#tbt: How a Riot Helped to Ratify the 19th amendment

By Alyson Foster

Content & Collections Specialist, National Geographic Library

This week marks the anniversary of the ratification of the 19th amendment, which gave women the right to vote. The event was the culmination of more than a century of struggle and setbacks for American women.

For those of us living today, it’s hard to understand the controversy surrounding the enfranchisement of women. What’s the big deal? we think. Why shouldn’t women have the right to vote? But a century ago, suffrage was seen as a radical idea by many Americans. Women who lobbied for equal rights were subject to ridicule, hostility, and even imprisonment.

Elsie May Grosvenor in 1901. Photo by Gilbert H. Grosvenor.
Elsie May Grosvenor in 1901. Photograph by Gilbert H. Grosvenor, National Geographic

Elsie May Grosvenor was one of many women who witnessed these tactics firsthand. Nicknamed the “First Lady of the National Geographic” (she was married to National Geographic editor Gilbert H. Grosvenor and the daughter of National Geographic Society president Alexander Graham Bell)

Elsie May was a firm supporter of women’s rights. No doubt she had heard the arguments of those opposed to enfranchising women. But when she volunteered to participate in a suffrage parade in the spring of 1913, it seems likely that she had no idea what she was about to experience.

(Read more about that parade here!—ed)

On March 3, the day of the procession, Elsie May joined the several thousand determined women who were lined up to march along Washington, D.C.’s Pennsylvania Avenue. The demonstrators included the famous suffragists Jane Addams (who went on to win the Nobel Peace Prize in 1931) and the Reverend Anna Howard Shaw. Marchers carried yellow balloons and signs and banners that read “Votes for Women” and “Tell Your Troubles to Woodrow,” referring to President Woodrow Wilson.

The parade’s planners deliberately scheduled the march to take place the day before President Wilson’s inauguration, hoping that they would draw some of the spectators who were in town to attend the inaugural festivities.

And sure enough, they did. Almost 500,000 onlookers showed up.

And within only a few blocks it was clear that things were quickly getting out of control. Many of the male spectators, who had been drinking, began to jeer and taunt the women. The abuse escalated, and before long throngs of onlookers overran the barriers, and began pushing and shoving the marchers, knocking some to the ground and burning others with lighted cigars. Police waded in, wielding their clubs, but they were hopelessly outnumbered. The parade came nearly to a standstill and complete chaos broke out.

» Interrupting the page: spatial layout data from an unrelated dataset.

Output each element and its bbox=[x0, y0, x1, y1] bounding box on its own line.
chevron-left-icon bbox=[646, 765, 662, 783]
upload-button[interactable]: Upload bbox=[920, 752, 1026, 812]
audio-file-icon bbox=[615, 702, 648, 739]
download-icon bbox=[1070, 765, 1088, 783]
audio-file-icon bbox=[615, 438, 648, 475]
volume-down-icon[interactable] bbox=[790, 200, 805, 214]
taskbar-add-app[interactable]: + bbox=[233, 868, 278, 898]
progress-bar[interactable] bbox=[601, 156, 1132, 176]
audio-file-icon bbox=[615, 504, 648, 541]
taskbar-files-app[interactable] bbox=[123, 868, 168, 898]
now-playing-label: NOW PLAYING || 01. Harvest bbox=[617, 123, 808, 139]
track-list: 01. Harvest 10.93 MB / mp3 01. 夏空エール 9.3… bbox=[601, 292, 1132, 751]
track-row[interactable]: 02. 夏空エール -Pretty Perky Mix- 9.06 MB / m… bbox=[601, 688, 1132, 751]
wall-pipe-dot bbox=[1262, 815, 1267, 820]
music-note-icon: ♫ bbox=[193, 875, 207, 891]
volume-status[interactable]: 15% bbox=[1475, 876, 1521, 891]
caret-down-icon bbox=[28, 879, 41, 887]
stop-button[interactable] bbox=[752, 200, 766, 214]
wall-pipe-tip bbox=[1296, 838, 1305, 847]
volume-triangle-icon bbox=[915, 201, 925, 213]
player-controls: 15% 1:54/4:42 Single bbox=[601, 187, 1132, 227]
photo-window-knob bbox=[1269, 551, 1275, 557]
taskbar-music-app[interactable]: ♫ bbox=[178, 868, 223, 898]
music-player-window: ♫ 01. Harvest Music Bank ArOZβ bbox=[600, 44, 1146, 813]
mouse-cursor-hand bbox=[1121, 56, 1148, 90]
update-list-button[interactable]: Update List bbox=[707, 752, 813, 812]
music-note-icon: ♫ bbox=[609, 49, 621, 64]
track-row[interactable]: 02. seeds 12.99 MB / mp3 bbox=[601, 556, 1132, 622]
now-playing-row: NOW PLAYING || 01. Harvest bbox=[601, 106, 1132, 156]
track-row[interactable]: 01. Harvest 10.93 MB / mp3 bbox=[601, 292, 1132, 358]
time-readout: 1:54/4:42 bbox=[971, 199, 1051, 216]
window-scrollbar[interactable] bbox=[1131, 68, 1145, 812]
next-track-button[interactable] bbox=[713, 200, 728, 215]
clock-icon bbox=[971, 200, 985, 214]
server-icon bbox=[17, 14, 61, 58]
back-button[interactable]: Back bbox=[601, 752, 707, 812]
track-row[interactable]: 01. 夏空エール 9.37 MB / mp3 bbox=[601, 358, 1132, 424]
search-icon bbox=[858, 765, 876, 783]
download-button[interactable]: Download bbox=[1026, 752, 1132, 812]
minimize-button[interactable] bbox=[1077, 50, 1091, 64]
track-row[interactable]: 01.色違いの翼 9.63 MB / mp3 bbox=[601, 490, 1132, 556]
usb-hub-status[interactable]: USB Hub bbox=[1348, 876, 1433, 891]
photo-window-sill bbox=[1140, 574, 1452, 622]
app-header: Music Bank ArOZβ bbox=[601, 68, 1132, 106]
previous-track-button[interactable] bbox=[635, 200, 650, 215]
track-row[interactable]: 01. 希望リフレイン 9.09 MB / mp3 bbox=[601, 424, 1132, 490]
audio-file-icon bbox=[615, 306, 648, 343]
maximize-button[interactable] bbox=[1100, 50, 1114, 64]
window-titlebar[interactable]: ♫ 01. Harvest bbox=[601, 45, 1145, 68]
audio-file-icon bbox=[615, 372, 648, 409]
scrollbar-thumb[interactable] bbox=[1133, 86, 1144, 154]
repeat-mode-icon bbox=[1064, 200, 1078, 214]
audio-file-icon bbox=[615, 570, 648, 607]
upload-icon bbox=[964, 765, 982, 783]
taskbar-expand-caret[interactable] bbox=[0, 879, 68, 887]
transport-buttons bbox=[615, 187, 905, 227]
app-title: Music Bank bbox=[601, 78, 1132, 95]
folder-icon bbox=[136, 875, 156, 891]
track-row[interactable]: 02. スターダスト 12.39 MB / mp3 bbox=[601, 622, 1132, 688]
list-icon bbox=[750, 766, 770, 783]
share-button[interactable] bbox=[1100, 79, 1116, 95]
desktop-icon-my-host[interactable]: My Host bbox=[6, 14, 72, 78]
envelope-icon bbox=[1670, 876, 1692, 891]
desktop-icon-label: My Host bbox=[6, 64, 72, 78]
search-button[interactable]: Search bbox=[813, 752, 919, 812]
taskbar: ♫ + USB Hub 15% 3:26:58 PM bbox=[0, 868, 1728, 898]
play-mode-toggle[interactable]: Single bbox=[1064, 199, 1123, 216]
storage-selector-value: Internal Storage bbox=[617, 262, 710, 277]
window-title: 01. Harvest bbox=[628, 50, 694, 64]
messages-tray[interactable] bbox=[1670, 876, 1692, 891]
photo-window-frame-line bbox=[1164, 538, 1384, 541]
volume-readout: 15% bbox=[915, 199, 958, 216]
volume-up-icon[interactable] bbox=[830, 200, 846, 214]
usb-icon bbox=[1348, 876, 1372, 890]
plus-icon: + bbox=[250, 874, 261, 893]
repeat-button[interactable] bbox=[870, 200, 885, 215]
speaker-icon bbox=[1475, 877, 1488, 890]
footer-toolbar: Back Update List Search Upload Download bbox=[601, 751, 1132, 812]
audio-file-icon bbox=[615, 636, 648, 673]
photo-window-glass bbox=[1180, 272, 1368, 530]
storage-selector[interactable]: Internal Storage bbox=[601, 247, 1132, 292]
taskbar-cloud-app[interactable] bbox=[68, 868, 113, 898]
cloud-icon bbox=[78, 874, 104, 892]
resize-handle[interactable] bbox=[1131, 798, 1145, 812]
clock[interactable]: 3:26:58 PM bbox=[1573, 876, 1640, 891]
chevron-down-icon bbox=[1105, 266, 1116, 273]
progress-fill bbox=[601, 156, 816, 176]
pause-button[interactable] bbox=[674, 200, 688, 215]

As men swarmed the car Elsie May was riding in, all she could do was attempt to shield her children from the violence around them. Although she escaped unscathed, other women were not so lucky. One hundred marchers had to be taken to the hospital and treated for injuries. Only when cavalry troops from nearby Fort Myer, Virginia, were rushed into Washington to restore order were the women able to complete their procession.

Suffragists outside the White House gates. National Photo Company via Wikimedia Commons.
Suffragists outside the White House gates.  Photograph by National Photo Company, courtesy Wikimedia

In the aftermath of the riot, questions were raised about the Washington, D.C., Police Department’s failure to protect the marchers. Elsie May was called in to testify to a U.S. Senate subcommittee hearing about the events, and her account was corroborated by several other witnesses.

The hearing led to the dismissal of the chief of police for negligence. More importantly, it brought widespread attention to the suffrage movement and helped the suffragists gain sympathy and support. It also helped galvanize serious consideration of the Constitutional amendment that would pass seven years later, finally allowing women to achieve their hard-fought goal. And for the rest of her life, Elsie May looked back on her participation in the suffrage movement as one of the most important and worthwhile experiences of her life and proclaimed herself proud to have taken part in such a historic moment.